[SOLVED] how to highlight text as per audio on a website in realtime as the audio narrates it

how to highlight text as per audio on a website in realtime as the audio narrates it

I am trying to figure out which technology to use to hightlight a text as per the audio. Much like what https://speechify.com/ is doing.

This is assuming I am able to run a TTS algo and I am able to convert text to speech. I have tried multiple sources but I am unable to pinpoint the exact technology or methodology of highlighting the text as the audio speaks.

Any help would be much appreciated. I have already wasted 2 days on the internet to figure this out but no luck :(

Solution

A simple approach would be to use the event listener provided by the SpeechSynthesisUtterance boundary event to highlight words with vanilla JS. The emitted event gives us char indices, so no need to go crazy with regexes or super AI stuff :)
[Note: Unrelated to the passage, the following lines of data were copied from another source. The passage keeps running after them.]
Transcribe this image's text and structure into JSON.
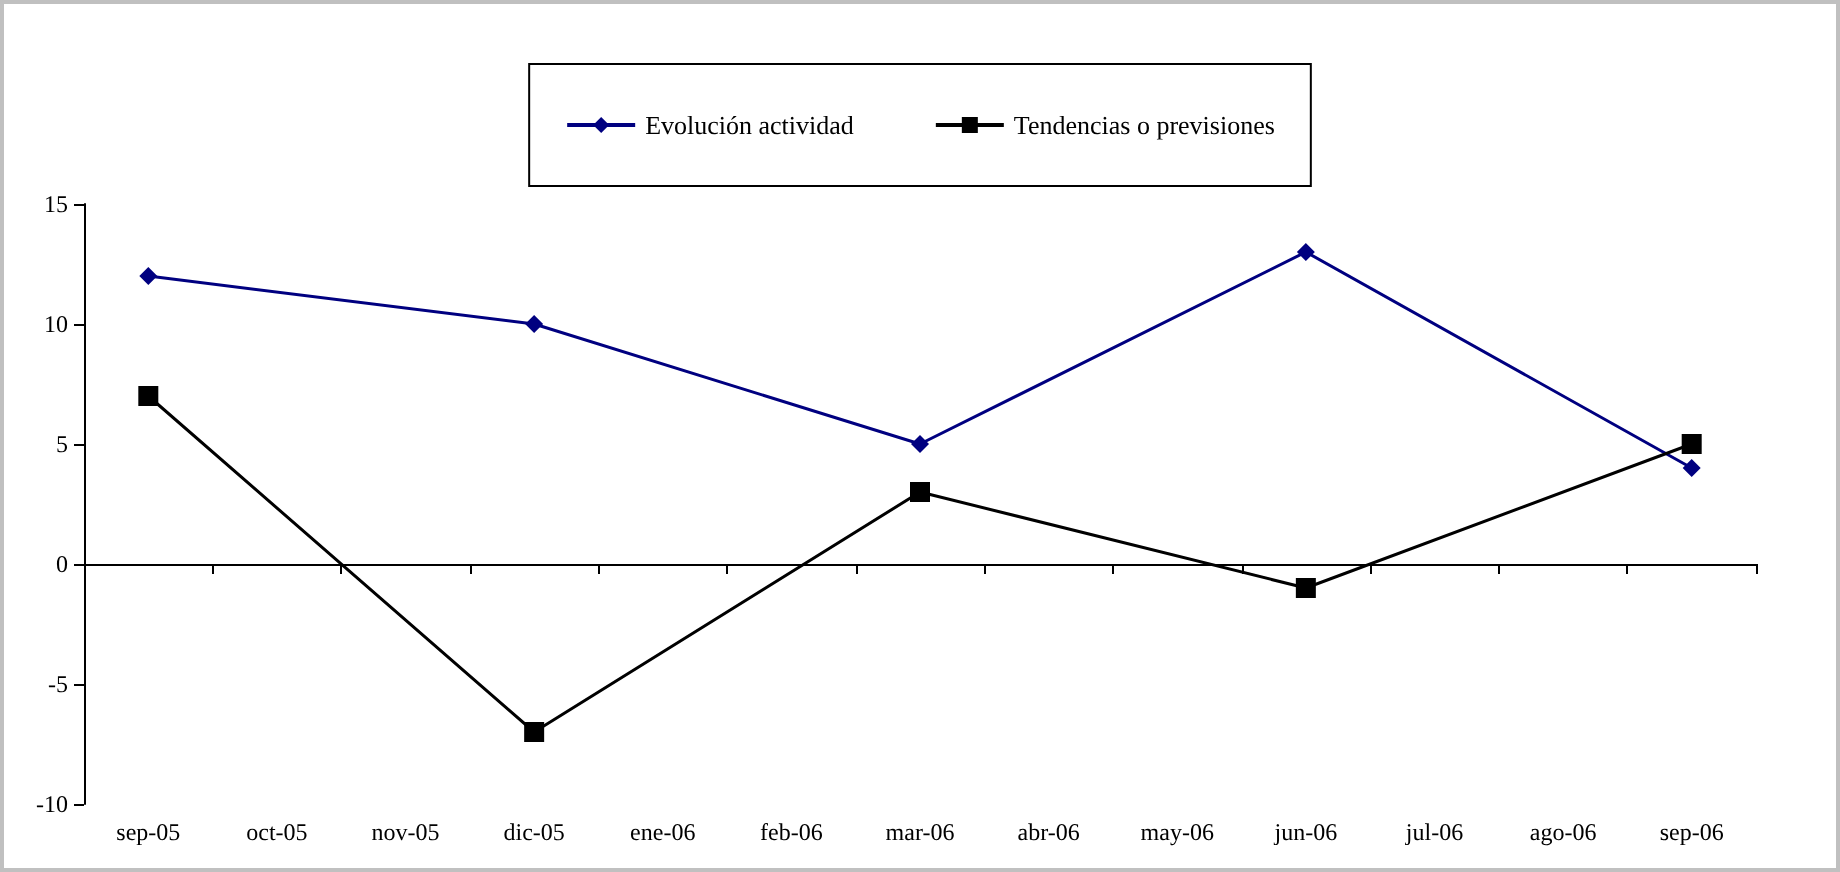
{
  "chart_data": {
    "type": "line",
    "categories": [
      "sep-05",
      "oct-05",
      "nov-05",
      "dic-05",
      "ene-06",
      "feb-06",
      "mar-06",
      "abr-06",
      "may-06",
      "jun-06",
      "jul-06",
      "ago-06",
      "sep-06"
    ],
    "series": [
      {
        "name": "Evolución actividad",
        "color": "#000080",
        "marker": "diamond",
        "values": [
          12,
          null,
          null,
          10,
          null,
          null,
          5,
          null,
          null,
          13,
          null,
          null,
          4
        ]
      },
      {
        "name": "Tendencias o previsiones",
        "color": "#000000",
        "marker": "square",
        "values": [
          7,
          null,
          null,
          -7,
          null,
          null,
          3,
          null,
          null,
          -1,
          null,
          null,
          5
        ]
      }
    ],
    "ylim": [
      -10,
      15
    ],
    "yticks": [
      -10,
      -5,
      0,
      5,
      10,
      15
    ],
    "legend": "top",
    "line_style": "solid"
  }
}
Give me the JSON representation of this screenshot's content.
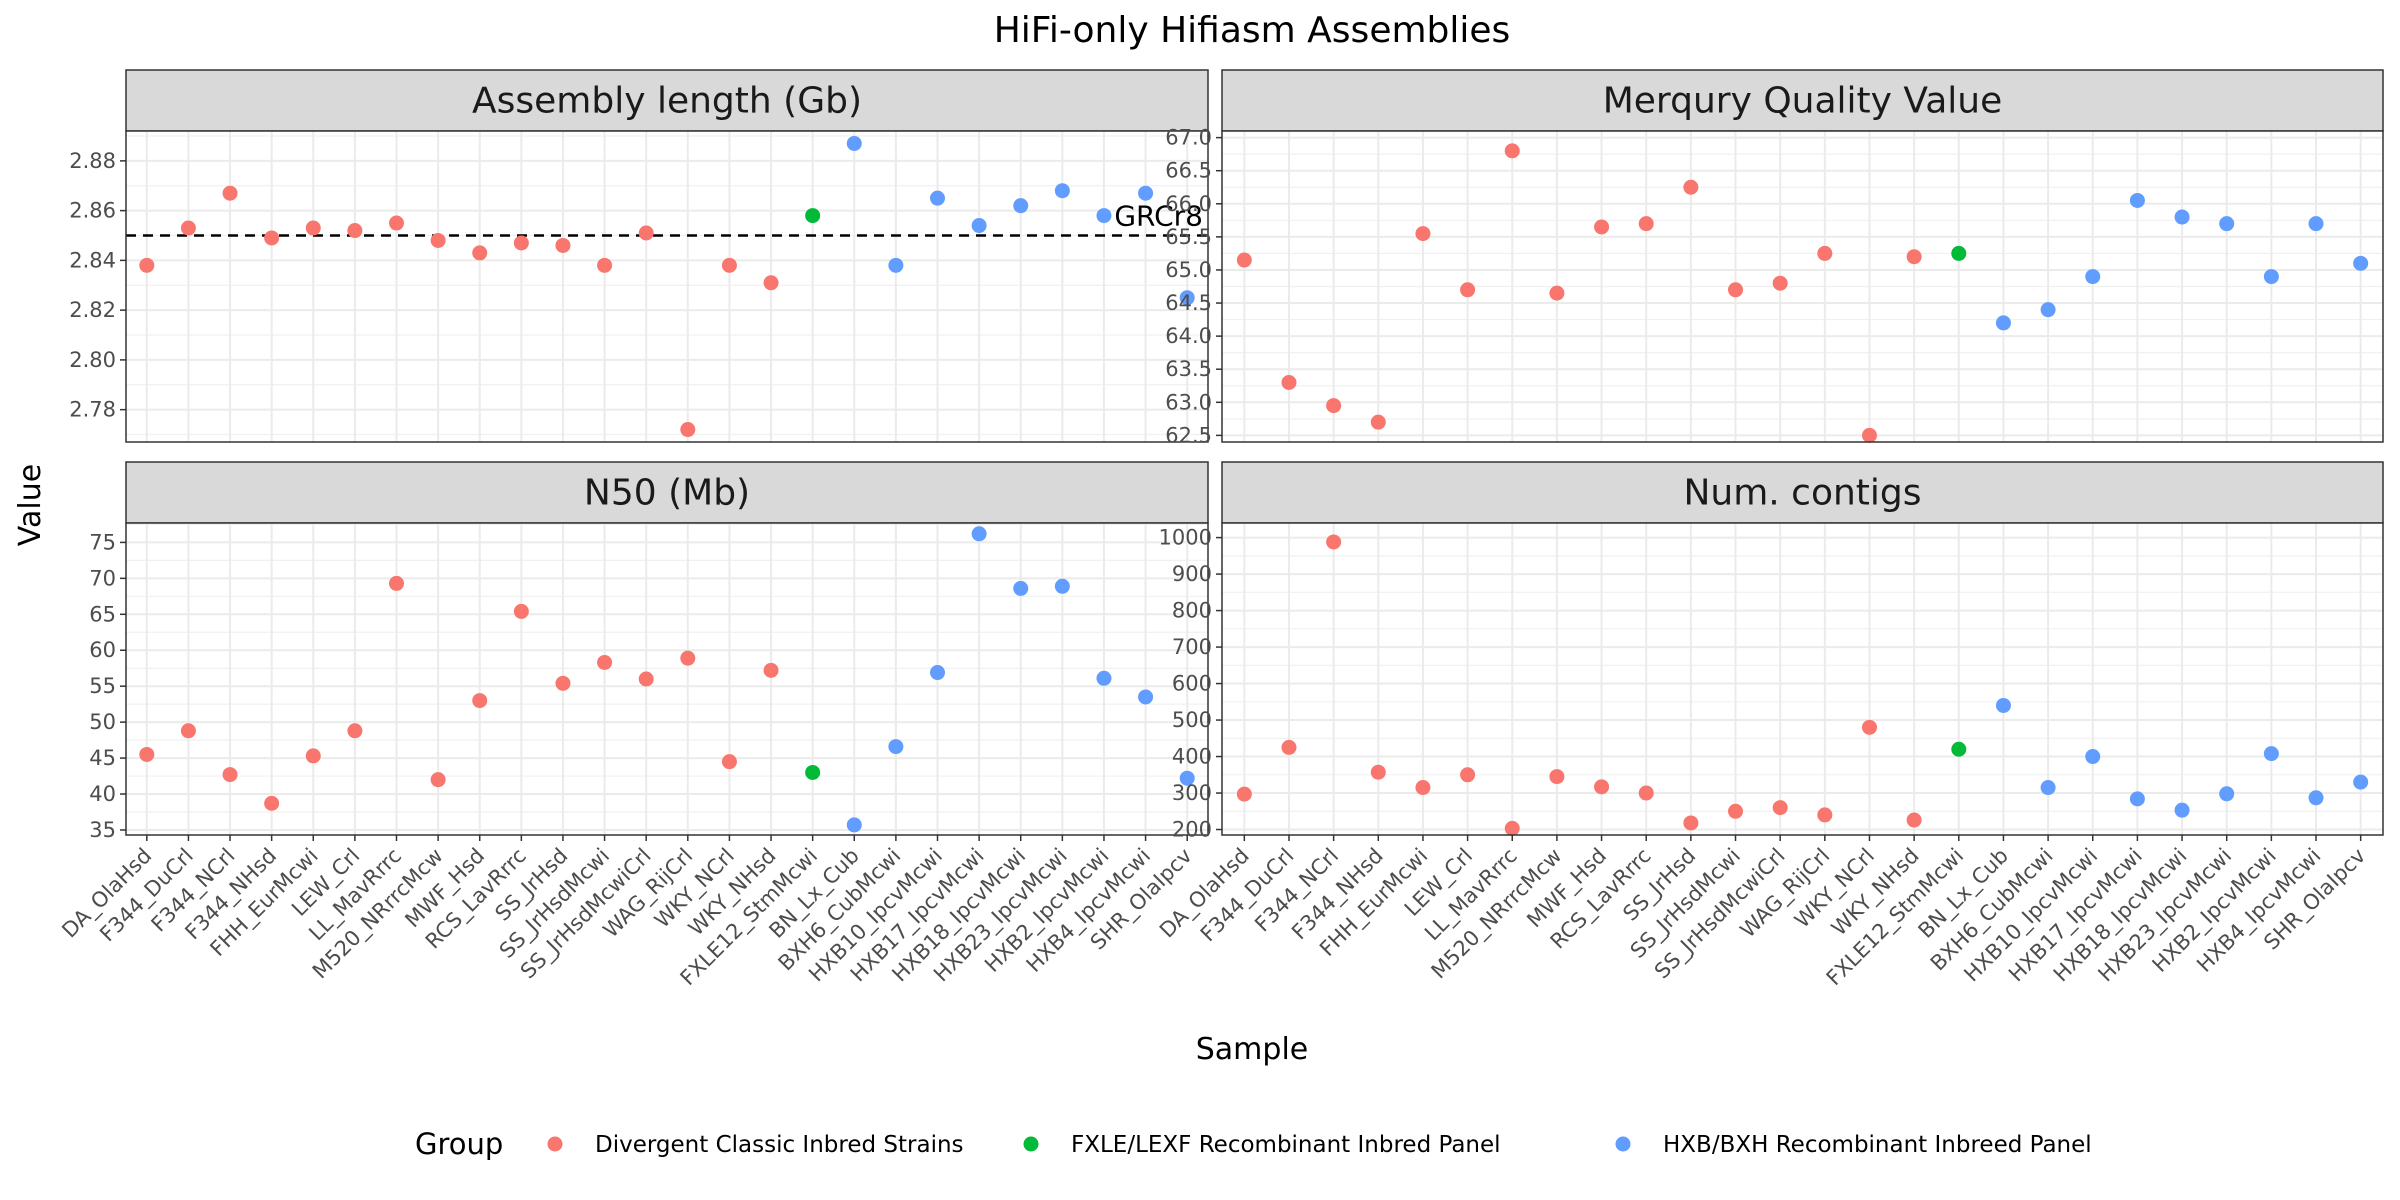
{
  "title": "HiFi-only Hifiasm Assemblies",
  "xlabel": "Sample",
  "ylabel": "Value",
  "legend": {
    "title": "Group",
    "position": "bottom",
    "items": [
      {
        "label": "Divergent Classic Inbred Strains",
        "color": "#F8766D"
      },
      {
        "label": "FXLE/LEXF Recombinant Inbred Panel",
        "color": "#00BA38"
      },
      {
        "label": "HXB/BXH Recombinant Inbreed Panel",
        "color": "#619CFF"
      }
    ]
  },
  "chart_data": {
    "type": "scatter",
    "facets_layout": "2x2",
    "grid": true,
    "categories": [
      "DA_OlaHsd",
      "F344_DuCrl",
      "F344_NCrl",
      "F344_NHsd",
      "FHH_EurMcwi",
      "LEW_Crl",
      "LL_MavRrrc",
      "M520_NRrrcMcw",
      "MWF_Hsd",
      "RCS_LavRrrc",
      "SS_JrHsd",
      "SS_JrHsdMcwi",
      "SS_JrHsdMcwiCrl",
      "WAG_RijCrl",
      "WKY_NCrl",
      "WKY_NHsd",
      "FXLE12_StmMcwi",
      "BN_Lx_Cub",
      "BXH6_CubMcwi",
      "HXB10_IpcvMcwi",
      "HXB17_IpcvMcwi",
      "HXB18_IpcvMcwi",
      "HXB23_IpcvMcwi",
      "HXB2_IpcvMcwi",
      "HXB4_IpcvMcwi",
      "SHR_OlaIpcv"
    ],
    "groups": [
      "Divergent Classic Inbred Strains",
      "Divergent Classic Inbred Strains",
      "Divergent Classic Inbred Strains",
      "Divergent Classic Inbred Strains",
      "Divergent Classic Inbred Strains",
      "Divergent Classic Inbred Strains",
      "Divergent Classic Inbred Strains",
      "Divergent Classic Inbred Strains",
      "Divergent Classic Inbred Strains",
      "Divergent Classic Inbred Strains",
      "Divergent Classic Inbred Strains",
      "Divergent Classic Inbred Strains",
      "Divergent Classic Inbred Strains",
      "Divergent Classic Inbred Strains",
      "Divergent Classic Inbred Strains",
      "Divergent Classic Inbred Strains",
      "FXLE/LEXF Recombinant Inbred Panel",
      "HXB/BXH Recombinant Inbreed Panel",
      "HXB/BXH Recombinant Inbreed Panel",
      "HXB/BXH Recombinant Inbreed Panel",
      "HXB/BXH Recombinant Inbreed Panel",
      "HXB/BXH Recombinant Inbreed Panel",
      "HXB/BXH Recombinant Inbreed Panel",
      "HXB/BXH Recombinant Inbreed Panel",
      "HXB/BXH Recombinant Inbreed Panel",
      "HXB/BXH Recombinant Inbreed Panel"
    ],
    "facets": [
      {
        "title": "Assembly length (Gb)",
        "ylim": [
          2.767,
          2.892
        ],
        "yticks": [
          "2.78",
          "2.80",
          "2.82",
          "2.84",
          "2.86",
          "2.88"
        ],
        "values": [
          2.838,
          2.853,
          2.867,
          2.849,
          2.853,
          2.852,
          2.855,
          2.848,
          2.843,
          2.847,
          2.846,
          2.838,
          2.851,
          2.772,
          2.838,
          2.831,
          2.858,
          2.887,
          2.838,
          2.865,
          2.854,
          2.862,
          2.868,
          2.858,
          2.867,
          2.825
        ],
        "reference_line": {
          "value": 2.85,
          "label": "GRCr8",
          "style": "dashed"
        }
      },
      {
        "title": "Merqury Quality Value",
        "ylim": [
          62.4,
          67.1
        ],
        "yticks": [
          "62.5",
          "63.0",
          "63.5",
          "64.0",
          "64.5",
          "65.0",
          "65.5",
          "66.0",
          "66.5",
          "67.0"
        ],
        "values": [
          65.15,
          63.3,
          62.95,
          62.7,
          65.55,
          64.7,
          66.8,
          64.65,
          65.65,
          65.7,
          66.25,
          64.7,
          64.8,
          65.25,
          62.5,
          65.2,
          65.25,
          64.2,
          64.4,
          64.9,
          66.05,
          65.8,
          65.7,
          64.9,
          65.7,
          65.1
        ]
      },
      {
        "title": "N50 (Mb)",
        "ylim": [
          34.3,
          77.7
        ],
        "yticks": [
          "35",
          "40",
          "45",
          "50",
          "55",
          "60",
          "65",
          "70",
          "75"
        ],
        "values": [
          45.5,
          48.8,
          42.7,
          38.7,
          45.3,
          48.8,
          69.3,
          42.0,
          53.0,
          65.4,
          55.4,
          58.3,
          56.0,
          58.9,
          44.5,
          57.2,
          43.0,
          35.7,
          46.6,
          56.9,
          76.2,
          68.6,
          68.9,
          56.1,
          53.5,
          42.2
        ]
      },
      {
        "title": "Num. contigs",
        "ylim": [
          185,
          1040
        ],
        "yticks": [
          "200",
          "300",
          "400",
          "500",
          "600",
          "700",
          "800",
          "900",
          "1000"
        ],
        "values": [
          297,
          425,
          988,
          357,
          315,
          350,
          203,
          345,
          317,
          300,
          218,
          250,
          260,
          240,
          480,
          226,
          420,
          540,
          315,
          400,
          284,
          253,
          298,
          408,
          287,
          330
        ]
      }
    ]
  }
}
Before anything else, make sure the API is available

const synth = window.speechSynthesis
if (!synth) {
  console.error('no tts for you!')
  return
}

The tts utterance emits an 'boundary' event, we can use it to highlight text.

let text = document.getElementById('text')
let originalText = text.innerText
let utterance = new SpeechSynthesisUtterance(originalText)
utterance.addEventListener('boundary', event => {
  const { charIndex, charLength } = event
  text.innerHTML = highlight(originalText, charIndex, charIndex + charLength)
})
synth.speak(utterance)

Full example:

const btn = document.getElementById("btn")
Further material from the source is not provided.